Yükleniyor
svg

Kahve Bizler İçin Sohbetin Bahanesi…

Haziran 20, 202510 dk okuma süresi

Dünyanın en popüler içeriklerinden biri: Kahve. Üstelik kültürümüzün derinlerine öylesine işlemiş ki hatrı tam kırk yıl sürüyor! Bugünlerde hemen hepimizin evinde birer kahve makinesi var ama kahve konusunda gerçekte ne kadar şey biliyoruz? Hazırsanız fincanlarımızdaki bu leziz içeceğin derinliklerine Topraktan Fincana Kahve ve Fincandan Lezzete Kahve kitaplarının yazarı Cenk R. Girginol’la iniyoruz!

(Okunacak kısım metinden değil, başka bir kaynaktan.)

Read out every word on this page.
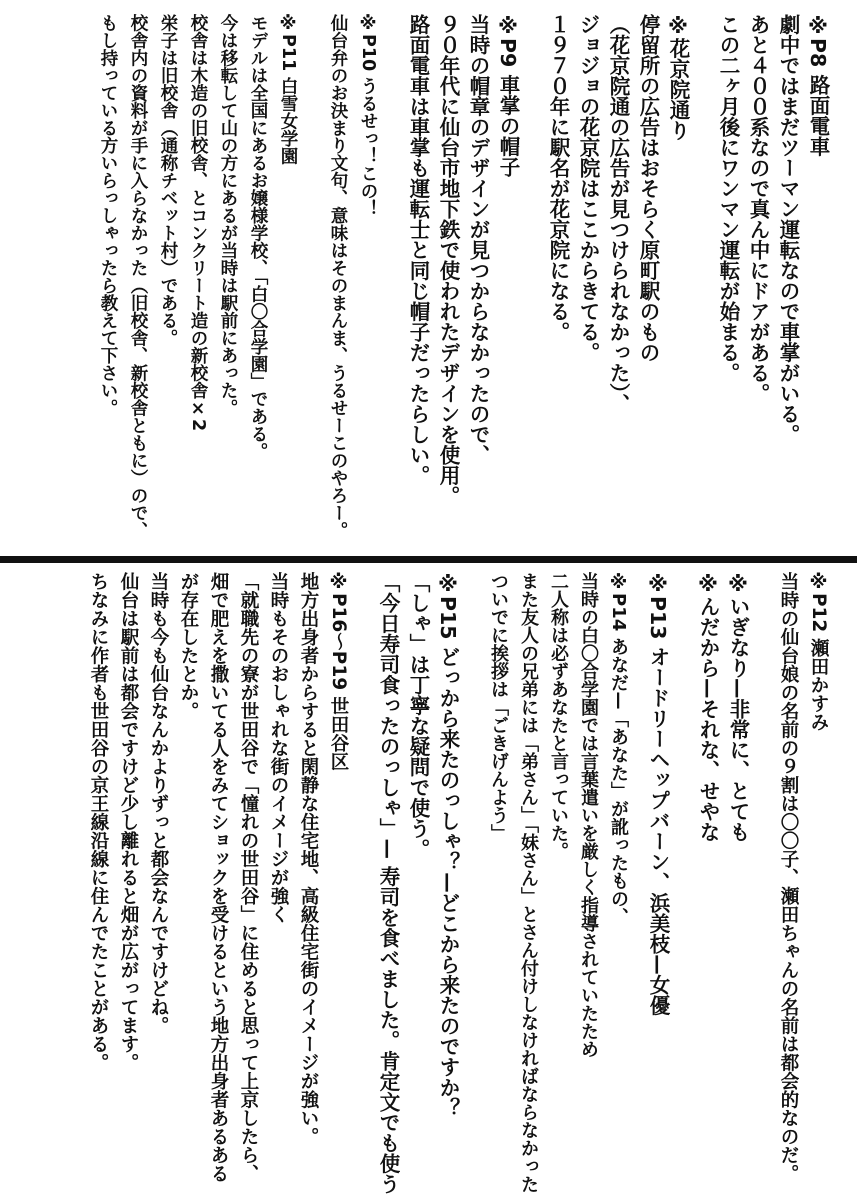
※P8 路面電車
劇中ではまだツーマン運転なので車掌がいる。
あと４００系なので真ん中にドアがある。
この二ヶ月後にワンマン運転が始まる。
※花京院通り
停留所の広告はおそらく原町駅のもの
（花京院通の広告が見つけられなかった）、
ジョジョの花京院はここからきてる。
１９７０年に駅名が花京院になる。
※P9 車掌の帽子
当時の帽章のデザインが見つからなかったので、
９０年代に仙台市地下鉄で使われたデザインを使用。
路面電車は車掌も運転士と同じ帽子だったらしい。
※P10 うるせっ！この！
仙台弁のお決まり文句、意味はそのまんま、うるせーこのやろー。
※P11 白雪女学園
モデルは全国にあるお嬢様学校、「白〇合学園」である。
今は移転して山の方にあるが当時は駅前にあった。
校舎は木造の旧校舎、とコンクリート造の新校舎×2
栄子は旧校舎（通称チベット村）である。
校舎内の資料が手に入らなかった（旧校舎、新校舎ともに）ので、
もし持っている方いらっしゃったら教えて下さい。
※P12 瀬田かすみ
当時の仙台娘の名前の９割は〇〇子、瀬田ちゃんの名前は都会的なのだ。
※いぎなり—非常に、とても
※んだから—それな、せやな
※P13 オードリーヘップバーン、浜美枝—女優
※P14 あなだ—「あなた」が訛ったもの、
当時の白〇合学園では言葉遣いを厳しく指導されていたため
二人称は必ずあなたと言っていた。
また友人の兄弟には「弟さん」「妹さん」とさん付けしなければならなかった
ついでに挨拶は「ごきげんよう」
※P15 どっから来たのっしゃ？—どこから来たのですか？
「しゃ」は丁寧な疑問で使う。
「今日寿司食ったのっしゃ」— 寿司を食べました。肯定文でも使う
※P16〜P19 世田谷区
地方出身者からすると閑静な住宅地、高級住宅街のイメージが強い。
当時もそのおしゃれな街のイメージが強く
「就職先の寮が世田谷で「憧れの世田谷」に住めると思って上京したら、
畑で肥えを撒いてる人をみてショックを受けるという地方出身者あるある
が存在したとか。
当時も今も仙台なんかよりずっと都会なんですけどね。
仙台は駅前は都会ですけど少し離れると畑が広がってます。
ちなみに作者も世田谷の京王線沿線に住んでたことがある。
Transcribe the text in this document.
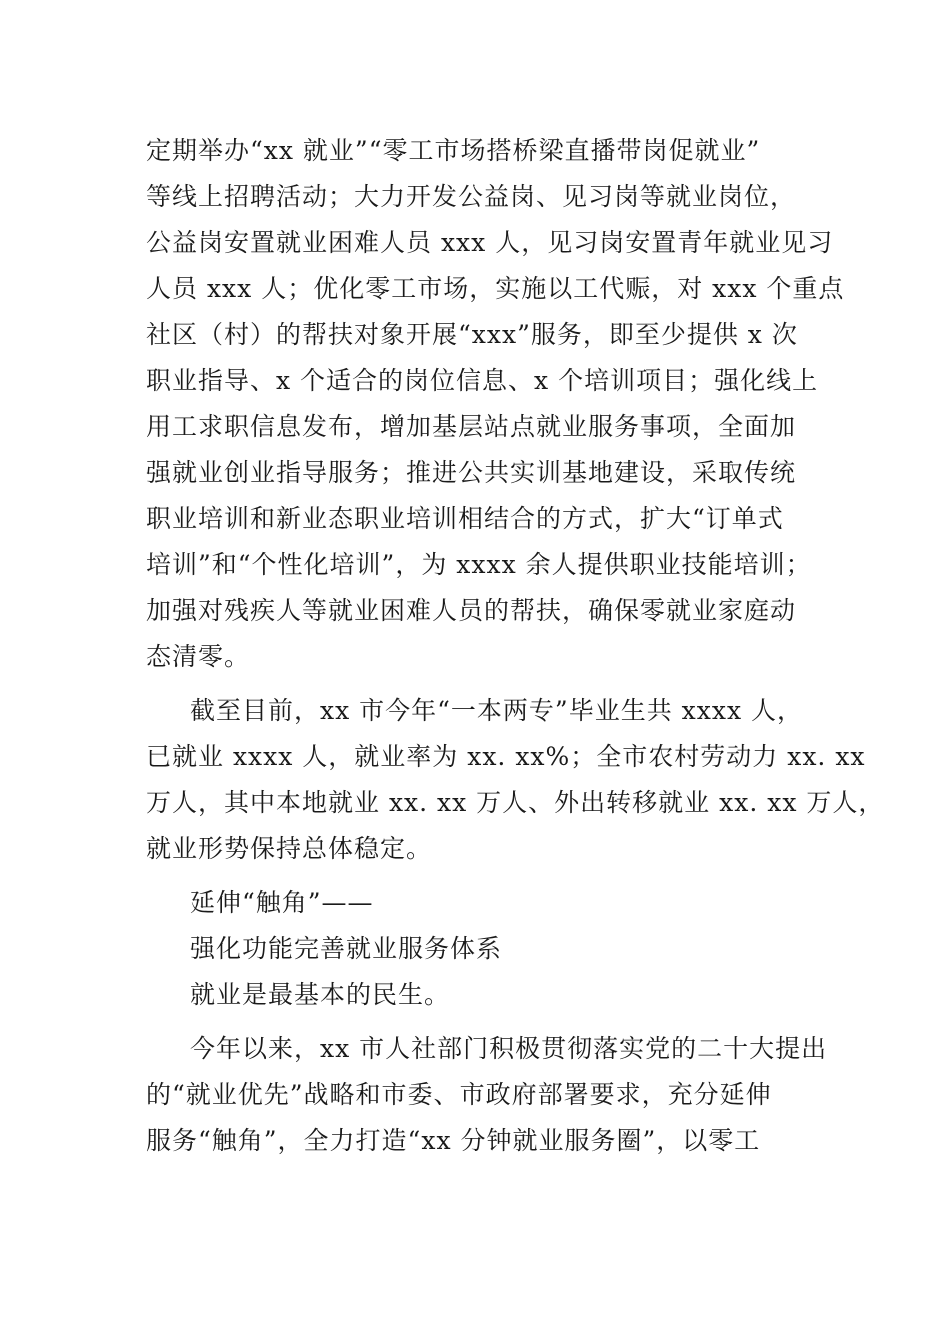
定期举办“xx 就业”“零工市场搭桥梁直播带岗促就业”
等线上招聘活动；大力开发公益岗、见习岗等就业岗位，
公益岗安置就业困难人员 xxx 人，见习岗安置青年就业见习
人员 xxx 人；优化零工市场，实施以工代赈，对 xxx 个重点
社区（村）的帮扶对象开展“xxx”服务，即至少提供 x 次
职业指导、x 个适合的岗位信息、x 个培训项目；强化线上
用工求职信息发布，增加基层站点就业服务事项，全面加
强就业创业指导服务；推进公共实训基地建设，采取传统
职业培训和新业态职业培训相结合的方式，扩大“订单式
培训”和“个性化培训”，为 xxxx 余人提供职业技能培训；
加强对残疾人等就业困难人员的帮扶，确保零就业家庭动
态清零。
截至目前，xx 市今年“一本两专”毕业生共 xxxx 人，
已就业 xxxx 人，就业率为 xx. xx%；全市农村劳动力 xx. xx
万人，其中本地就业 xx. xx 万人、外出转移就业 xx. xx 万人，
就业形势保持总体稳定。
延伸“触角”——
强化功能完善就业服务体系
就业是最基本的民生。
今年以来，xx 市人社部门积极贯彻落实党的二十大提出
的“就业优先”战略和市委、市政府部署要求，充分延伸
服务“触角”，全力打造“xx 分钟就业服务圈”，以零工
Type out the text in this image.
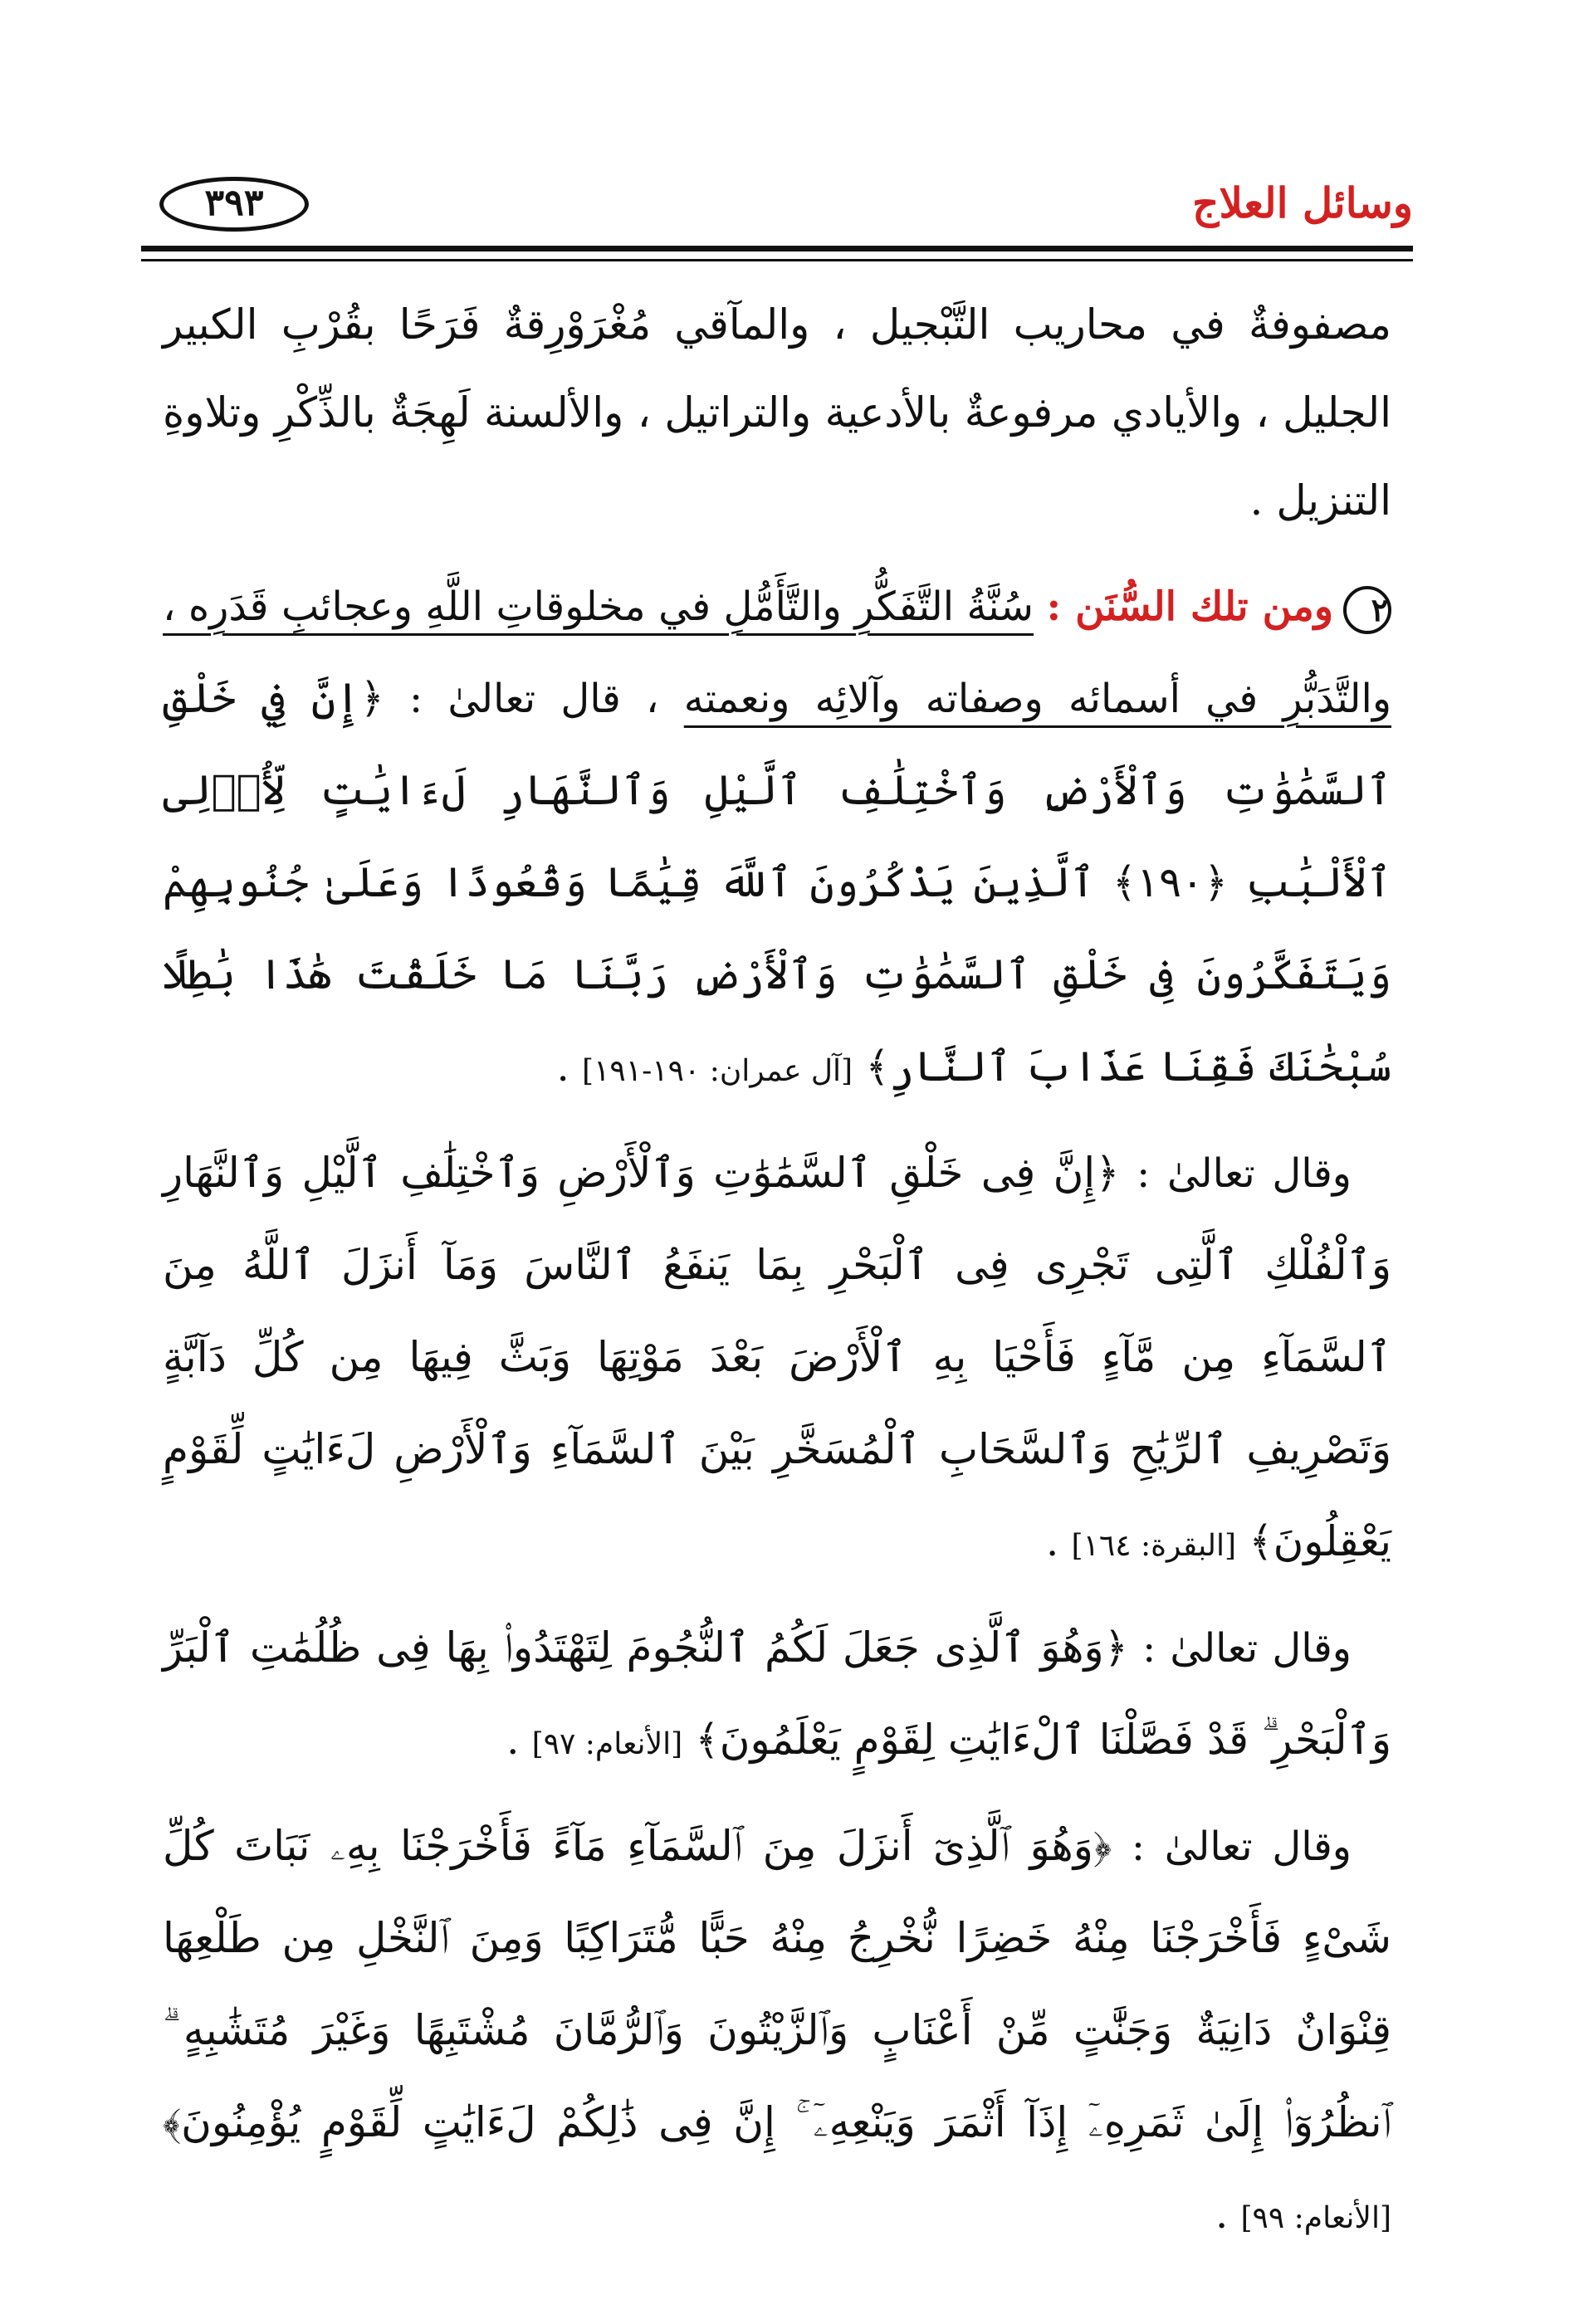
وسائل العلاج
٣٩٣

مصفوفةٌ في محاريب التَّبْجيل ، والمآقي مُغْرَوْرِقةٌ فَرَحًا بقُرْبِ الكبير الجليل ، والأيادي مرفوعةٌ بالأدعية والتراتيل ، والألسنة لَهِجَةٌ بالذِّكْرِ وتلاوةِ التنزيل .

٢ومن تلك السُّنَن : سُنَّةُ التَّفَكُّرِ والتَّأَمُّلِ في مخلوقاتِ اللَّهِ وعجائبِ قَدَرِه ، والتَّدَبُّرِ في أسمائه وصفاته وآلائِه ونعمته ، قال تعالىٰ : ﴿إِنَّ فِي خَلْقِ ٱلسَّمَٰوَٰتِ وَٱلْأَرْضِ وَٱخْتِلَٰفِ ٱلَّيْلِ وَٱلنَّهَارِ لَءَايَٰتٍ لِّأُو۟لِى ٱلْأَلْبَٰبِ ﴿١٩٠﴾ ٱلَّذِينَ يَذْكُرُونَ ٱللَّهَ قِيَٰمًا وَقُعُودًا وَعَلَىٰ جُنُوبِهِمْ وَيَتَفَكَّرُونَ فِى خَلْقِ ٱلسَّمَٰوَٰتِ وَٱلْأَرْضِ رَبَّنَا مَا خَلَقْتَ هَٰذَا بَٰطِلًا سُبْحَٰنَكَ فَقِنَا عَذَابَ ٱلنَّارِ﴾ [آل عمران: ١٩٠-١٩١] .

 وقال تعالىٰ : ﴿إِنَّ فِى خَلْقِ ٱلسَّمَٰوَٰتِ وَٱلْأَرْضِ وَٱخْتِلَٰفِ ٱلَّيْلِ وَٱلنَّهَارِ وَٱلْفُلْكِ ٱلَّتِى تَجْرِى فِى ٱلْبَحْرِ بِمَا يَنفَعُ ٱلنَّاسَ وَمَآ أَنزَلَ ٱللَّهُ مِنَ ٱلسَّمَآءِ مِن مَّآءٍ فَأَحْيَا بِهِ ٱلْأَرْضَ بَعْدَ مَوْتِهَا وَبَثَّ فِيهَا مِن كُلِّ دَآبَّةٍ وَتَصْرِيفِ ٱلرِّيَٰحِ وَٱلسَّحَابِ ٱلْمُسَخَّرِ بَيْنَ ٱلسَّمَآءِ وَٱلْأَرْضِ لَءَايَٰتٍ لِّقَوْمٍ يَعْقِلُونَ﴾ [البقرة: ١٦٤] .

 وقال تعالىٰ : ﴿وَهُوَ ٱلَّذِى جَعَلَ لَكُمُ ٱلنُّجُومَ لِتَهْتَدُوا۟ بِهَا فِى ظُلُمَٰتِ ٱلْبَرِّ وَٱلْبَحْرِ ۗ قَدْ فَصَّلْنَا ٱلْءَايَٰتِ لِقَوْمٍ يَعْلَمُونَ﴾ [الأنعام: ٩٧] .

 وقال تعالىٰ : ﴿وَهُوَ ٱلَّذِىٓ أَنزَلَ مِنَ ٱلسَّمَآءِ مَآءً فَأَخْرَجْنَا بِهِۦ نَبَاتَ كُلِّ شَىْءٍ فَأَخْرَجْنَا مِنْهُ خَضِرًا نُّخْرِجُ مِنْهُ حَبًّا مُّتَرَاكِبًا وَمِنَ ٱلنَّخْلِ مِن طَلْعِهَا قِنْوَانٌ دَانِيَةٌ وَجَنَّٰتٍ مِّنْ أَعْنَابٍ وَٱلزَّيْتُونَ وَٱلرُّمَّانَ مُشْتَبِهًا وَغَيْرَ مُتَشَٰبِهٍ ۗ ٱنظُرُوٓا۟ إِلَىٰ ثَمَرِهِۦٓ إِذَآ أَثْمَرَ وَيَنْعِهِۦٓ ۚ إِنَّ فِى ذَٰلِكُمْ لَءَايَٰتٍ لِّقَوْمٍ يُؤْمِنُونَ﴾ [الأنعام: ٩٩] .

Cenk Bey, merhaba! Okurlarınız sizi elbette tanıyordur ama sizi bu röportajla beraber tanıyacaklar da olacaktır. Biraz sizden bahsederek başlayalım mı?
Merhabalar, 1980 İstanbul doğumluyum. Doğma büyüme, kökten bir Üsküdarlıyım diyebilirim. 2002 yılında kahve sektörüne girdim ve bugüne kadar hiç yön değiştirmeden giden, kahve üzerine şekillenen bir kariyerim oldu. Yurtdışı eğitimleri, Türkiye’deki kahvenin gelişimi ile ilgili çalışmalar, söyleşiler, profesyonel kahve kavurma tesisimizin de dahil olduğu bir aile şirketi, danışmanlıklar ve kitaplar… Dolu dolu geçen bir kahve serüveni diyebiliriz. Üç kitabım gastronominin Oscar Ödülü sayılan Gourmand Cookbook Awards’da The Best of The Best ve Besin in the World dahil olmak üzere 12 uluslarası ödül aldı. Aynı zamanda ilk kitabım da İngilizce olarak Amerika’da ve Çince olarak da Çin’de satışa devam…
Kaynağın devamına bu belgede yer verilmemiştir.